= Tenaha, Texas asset forfeiture controversy =

Between 2006 and 2008, in Tenaha, Texas, the Tenaha Marshal's Office used state forfeiture regulations to seize property from nearly 200 motorists. In about 50 of the cases, suspects were charged with drug possession. But in 147 incidents, marshals seized cash, jewelry, cell phones, and automobiles even though no contraband was found, and the motorists were not charged with any crime. Many of those stopped were African-American or Latino drivers. At least 150 motorists had property seized by the Tenaha marshal's office, totaling more than US$3 million.

Examples of seizures from non-whites included:
1. A mixed-race family of four traveling through Tenaha was pulled over by marshals for a moving violation. Officers found no contraband but seized $6,037 after a search. The marshals and the district attorney threatened to take the two children away from the parents and place them in Child Protective Services if they refused to hand over the cash. Tenaha marshals eventually returned the family's money without an apology. The parents are now plaintiffs in a federal class action lawsuit.
2. Linda Dorman, a great-grandmother from Akron, Ohio, had $4,000 taken from her by local authorities when she was stopped while driving through town after visiting Houston in April 2007. Court records make no mention of anything illegal being found in her van. Dorman sued for the return of her money, which she said constituted her life savings.
3. Javier Flores and William Parsons were traveling through Tenaha on July 22, 2008, when police stopped them for speeding. Both men were arrested, and $8,400 was seized after a police dog allegedly detected drugs in the vehicle, although no contraband was found. The pair were then threatened with money laundering charges unless they forfeited the money. Both men were then released from custody without charge.
4. Two men had $50,000 seized even though court records show there was no evidence to indicate the cash was related in any way to criminal enterprise or that the men were engaged in any illegal activity.

The town used the proceeds from the seizures to build a new marshal's office and personally reward officers who took the most money from drivers. Other purchases included a $524 popcorn machine and $195 for candy. Donations to Little League teams and local chambers of commerce were also made using seized funds. Under Texas law, forfeited money can only be used for official purposes by district attorney offices and for law-enforcement purposes by police departments. Lynda Russell, Tenaha's district attorney, has denied any impropriety. However, the US Attorney for the Eastern District of Texas re-prosecuted drug offenders after officials in Tenaha and Shelby County gave known traffickers lenient sentences in exchange for cash forfeitures. In 2008, Shelby County was investigated by the Department of Justice's civil rights division over an allegation made by its former auditor that seized funds had been used for campaign materials in local elections.

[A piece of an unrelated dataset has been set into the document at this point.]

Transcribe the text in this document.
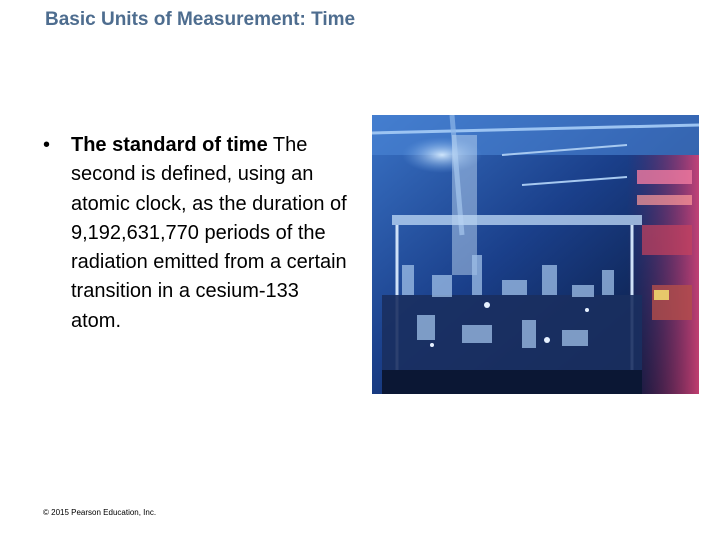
Basic Units of Measurement: Time
• The standard of time The second is defined, using an atomic clock, as the duration of 9,192,631,770 periods of the radiation emitted from a certain transition in a cesium-133 atom.
© 2015 Pearson Education, Inc.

== Class action lawsuit ==
In July 2008, 10 plaintiffs filed suit in federal court against Tenaha and Shelby county officials, alleging that police officers had stopped them without cause and unjustly seized their property. The plaintiffs allege that officers threatened them with criminal prosecution if they did not cooperate. Officials named in the suit included Tenaha mayor George Bowers, deputy city marshal Barry Washington, and Shelby County district attorney Lynda Kay Russell. Texas State Senator John Whitmire stated, "If used properly, it's a good law-enforcement tool to see that crime doesn't pay. But in this instance, where people are being pulled over, and their property is taken with no charges filed and no convictions, I think that's theft."

By March 2009, the plaintiff's attorney, Timothy Garrigan, sought class-action status for the lawsuit, citing similar reports from other alleged victims. In response, the Tenaha marshals said they would return at least one man's seized possessions, valued at around $8,500. In August 2011, a judge agreed the case could move forward as a class action because it was part of a larger legal battle "to stop illegal search and seizures and questionable 'interdiction' programs".

In late 2012, the ACLU announced a settlement in the case, under which police must now observe rigorous rules during traffic stops in Tenaha and Shelby County: traffic stops will be videotaped, and the officer must give reason for the stop and suspicion of criminal activity. Drivers are to be advised that they can refuse a search, and dogs will no longer be used to conduct traffic stops. Property determined to have been taken improperly must be returned within 30 business days. Also, asset forfeiture revenue from traffic stops must be donated to non-profit organizations or used for the officer training required by the settlement.